Division of Cancer Biology, Institute for Genetic Medicine, Hokkaido University, Sapporo, Japan.
Chemistry Department, Faculty of Science, Tanta University, Tanta, Egypt.
Oncogene. 2018 Oct;37(40):5367-5386. doi: 10.1038/s41388-018-0330-0. Epub 2018 Jun 5.
Serine-threonine kinase Akt (also known as PKB, protein kinase B), a core intracellular mediator of cell survival, is involved in various human cancers and has been suggested to play an important role in the regulation of autophagy in mammalian cells. Nonetheless, the physiological function of Akt in the lysosomes is currently unknown. We have reported previously that PtdIns(3)P-dependent lysosomal accumulation of the Akt-Phafin2 complex is a critical step for autophagy induction. Here, to characterize the molecular function of activated Akt in the lysosomes in the process of autophagy, we searched for the molecules that interact with the Akt complex at the lysosomes after induction of autophagy. By time-of-flight-mass spectrometry (TOF/MS) analysis, kinases of the VRK family, a unique serine-threonine family of kinases in the human kinome, were identified. VRK2 interacts with Akt1 and Akt2, but not with Akt3; the C terminus of Akt and the N terminus of VRK2 facilitate the interaction of Akt and VRK2 in mammalian cells. The kinase-dead form of VRK2A (KD VRK2A) failed to interact with Akt in coimmunoprecipitation assays. Bimolecular fluorescence complementation (BiFC) experiments showed that, in the lysosomes, Akt interacted with VRK2A but not with VRK2B or KD VRK2A. Immunofluorescent assays revealed that VRK2 and phosphorylated Akt accumulated in the lysosomes after autophagy induction. WT VRK2A, but not KD VRK2A or VRK2B, facilitated accumulation of phosphorylated Akt in the lysosomes. Downregulation of VRK2 abrogated the lysosomal accumulation of phosphorylated Akt and impaired nuclear localization of TFEB; these events coincided to inhibition of autophagy induction. The VRK2-Akt complex is required for control of lysosomal size, acidification, bacterial degradation, and for viral replication. Moreover, lysosomal VRK2-Akt controls cellular proliferation and mitochondrial outer-membrane stabilization. Given the roles of autophagy in the pathogenesis of human cancer, the current study provides a novel insight into the oncogenic activity of VRK2-Akt complexes in the lysosomes via modulation of autophagy.

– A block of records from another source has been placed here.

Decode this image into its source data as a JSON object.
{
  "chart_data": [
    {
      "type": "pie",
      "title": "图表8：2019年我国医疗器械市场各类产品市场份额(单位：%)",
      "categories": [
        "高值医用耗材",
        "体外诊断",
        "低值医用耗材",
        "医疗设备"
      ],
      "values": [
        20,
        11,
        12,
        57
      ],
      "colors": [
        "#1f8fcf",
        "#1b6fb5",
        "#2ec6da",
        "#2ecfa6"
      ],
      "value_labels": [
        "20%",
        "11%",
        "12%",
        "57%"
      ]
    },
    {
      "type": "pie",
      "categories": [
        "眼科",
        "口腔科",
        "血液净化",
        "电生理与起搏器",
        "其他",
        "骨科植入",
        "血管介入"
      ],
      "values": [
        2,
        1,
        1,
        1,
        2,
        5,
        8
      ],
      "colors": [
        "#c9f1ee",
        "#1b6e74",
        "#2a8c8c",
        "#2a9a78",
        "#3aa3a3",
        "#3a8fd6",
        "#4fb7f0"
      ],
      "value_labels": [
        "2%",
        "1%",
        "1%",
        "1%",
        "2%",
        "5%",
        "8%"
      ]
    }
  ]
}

丝氨酸-苏氨酸激酶 Akt(也称为 PKB,蛋白激酶 B)是细胞存活的核心细胞内介质,涉及多种人类癌症,并被认为在哺乳动物细胞自噬的调节中发挥重要作用。尽管如此,Akt 在溶酶体中的生理功能目前尚不清楚。我们之前曾报道过,PtdIns(3)P 依赖性溶酶体积累 Akt-Phafin2 复合物是自噬诱导的关键步骤。在这里,为了描述 Akt 在自噬过程中溶酶体中的激活分子的功能,我们在诱导自噬后,在溶酶体上搜索与 Akt 复合物相互作用的分子。通过飞行时间质谱(TOF/MS)分析,鉴定出 VRK 家族的激酶,VRK 家族是人类激酶组中独特的丝氨酸-苏氨酸激酶家族。VRK2 与 Akt1 和 Akt2 相互作用,但不与 Akt3 相互作用;Akt 的 C 端和 VRK2 的 N 端促进了哺乳动物细胞中 Akt 和 VRK2 的相互作用。激酶失活形式的 VRK2A(KD VRK2A)在免疫沉淀测定中不能与 Akt 相互作用。双分子荧光互补(BiFC)实验表明,在溶酶体中,Akt 与 VRK2A 相互作用,但不与 VRK2B 或 KD VRK2A 相互作用。免疫荧光测定显示,自噬诱导后,VRK2 和磷酸化 Akt 积累在溶酶体中。WT VRK2A,但不是 KD VRK2A 或 VRK2B,促进了磷酸化 Akt 在溶酶体中的积累。VRK2 的下调消除了磷酸化 Akt 的溶酶体积累,并损害了 TFEB 的核定位;这些事件与自噬诱导的抑制同时发生。VRK2-Akt 复合物是控制溶酶体大小、酸化、细菌降解和病毒复制所必需的。此外,溶酶体 VRK2-Akt 控制细胞增殖和线粒体外膜稳定。鉴于自噬在人类癌症发病机制中的作用,本研究通过调节自噬,为 VRK2-Akt 复合物在溶酶体中通过调节自噬发挥致癌活性提供了新的见解。